June 22, 2009 chase: southern ND
Our initial target was west of Fargo, ND. All the ingredients were there for supercells, but the 850 mb winds were on the weak side; this told us that tornadoes were a lot less likely.
We got to Fargo and storms were going on a couple of hours west, and there was also a line of agitated cumuli around Jamestown. The towers were trying to go up near JMS, but it seems they were struggling with the shear. They leaned over in a big way. So we decided to target some of the storms to our west, all while keeping an eye behind us in case storms should go up there in the better moisture.
Well, the towers near JMS never did anything, but the storms west did. There was a north to south scattered line of discrete supercells going on, and it was just a matter of picking the right one.
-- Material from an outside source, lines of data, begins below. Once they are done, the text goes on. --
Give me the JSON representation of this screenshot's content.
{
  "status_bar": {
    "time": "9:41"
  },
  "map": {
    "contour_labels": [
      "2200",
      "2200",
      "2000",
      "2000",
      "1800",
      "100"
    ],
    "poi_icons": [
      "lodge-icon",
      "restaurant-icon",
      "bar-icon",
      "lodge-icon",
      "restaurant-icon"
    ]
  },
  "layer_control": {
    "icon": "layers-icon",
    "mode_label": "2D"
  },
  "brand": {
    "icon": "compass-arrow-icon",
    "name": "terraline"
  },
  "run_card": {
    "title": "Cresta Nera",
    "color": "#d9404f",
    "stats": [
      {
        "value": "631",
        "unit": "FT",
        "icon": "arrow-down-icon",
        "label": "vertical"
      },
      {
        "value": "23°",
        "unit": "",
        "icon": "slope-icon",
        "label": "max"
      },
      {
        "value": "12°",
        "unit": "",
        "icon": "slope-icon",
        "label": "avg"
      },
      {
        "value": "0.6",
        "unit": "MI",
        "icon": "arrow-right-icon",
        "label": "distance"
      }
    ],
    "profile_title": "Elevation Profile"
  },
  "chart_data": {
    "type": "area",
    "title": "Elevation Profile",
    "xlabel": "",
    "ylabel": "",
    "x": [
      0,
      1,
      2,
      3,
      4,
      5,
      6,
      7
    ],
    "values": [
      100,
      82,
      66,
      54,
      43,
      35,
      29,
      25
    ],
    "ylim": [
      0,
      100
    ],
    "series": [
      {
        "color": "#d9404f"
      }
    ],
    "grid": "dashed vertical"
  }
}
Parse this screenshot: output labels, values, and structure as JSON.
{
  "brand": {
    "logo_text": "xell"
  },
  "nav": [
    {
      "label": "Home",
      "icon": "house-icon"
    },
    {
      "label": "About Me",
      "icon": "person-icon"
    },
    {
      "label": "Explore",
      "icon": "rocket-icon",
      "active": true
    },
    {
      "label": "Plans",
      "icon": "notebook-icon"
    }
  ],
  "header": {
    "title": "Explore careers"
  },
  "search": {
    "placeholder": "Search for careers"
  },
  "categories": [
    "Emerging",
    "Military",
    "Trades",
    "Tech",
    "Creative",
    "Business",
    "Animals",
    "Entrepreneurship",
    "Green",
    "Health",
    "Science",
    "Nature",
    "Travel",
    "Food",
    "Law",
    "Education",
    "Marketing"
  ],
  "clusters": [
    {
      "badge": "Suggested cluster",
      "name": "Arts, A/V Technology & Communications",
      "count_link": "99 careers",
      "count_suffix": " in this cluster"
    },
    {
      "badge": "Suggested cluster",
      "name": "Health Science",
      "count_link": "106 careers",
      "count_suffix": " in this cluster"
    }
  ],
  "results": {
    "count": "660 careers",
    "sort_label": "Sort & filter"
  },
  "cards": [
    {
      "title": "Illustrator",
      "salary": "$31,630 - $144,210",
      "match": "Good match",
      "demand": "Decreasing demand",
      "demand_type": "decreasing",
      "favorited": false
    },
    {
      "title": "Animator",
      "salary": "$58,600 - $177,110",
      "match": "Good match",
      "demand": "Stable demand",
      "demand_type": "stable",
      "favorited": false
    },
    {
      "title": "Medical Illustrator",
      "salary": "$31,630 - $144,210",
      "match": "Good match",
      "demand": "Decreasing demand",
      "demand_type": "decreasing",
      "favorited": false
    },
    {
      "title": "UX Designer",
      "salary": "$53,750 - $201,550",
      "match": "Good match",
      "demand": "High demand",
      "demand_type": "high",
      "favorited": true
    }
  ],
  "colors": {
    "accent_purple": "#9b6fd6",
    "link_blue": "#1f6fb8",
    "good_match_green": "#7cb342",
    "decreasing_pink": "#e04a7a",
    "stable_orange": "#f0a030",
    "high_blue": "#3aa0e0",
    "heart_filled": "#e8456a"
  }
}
The one we initially targeted got choked off by one attacking it from the southwest, but there was one farther south along the line that was moving well to the right of the motion of the others. (Baron Mobile ThreatNet, while not very high resolution, helped us tremendously in this regard.) We got to a good vantage position on it and observed a good hard set of towers going up on it, with some ragged organization at the updraft base.
The storm was clearly having troubles keeping the outflow from cutting off the inflow, but for a while it seemed to strike that delicate balance where the rain-moistened air was being re-ingested into the storm and causing more structural beauty. It was looking like an almost small HP supercell at this point; we were not surprised at this point to hear a tornado warning for the storm. This was the most organized it got.
Soon after, the outflow won. It showed us a nice outflow tail attached to the storm.
And soon after that, it was gone.
All in all, a great day with beautiful structure.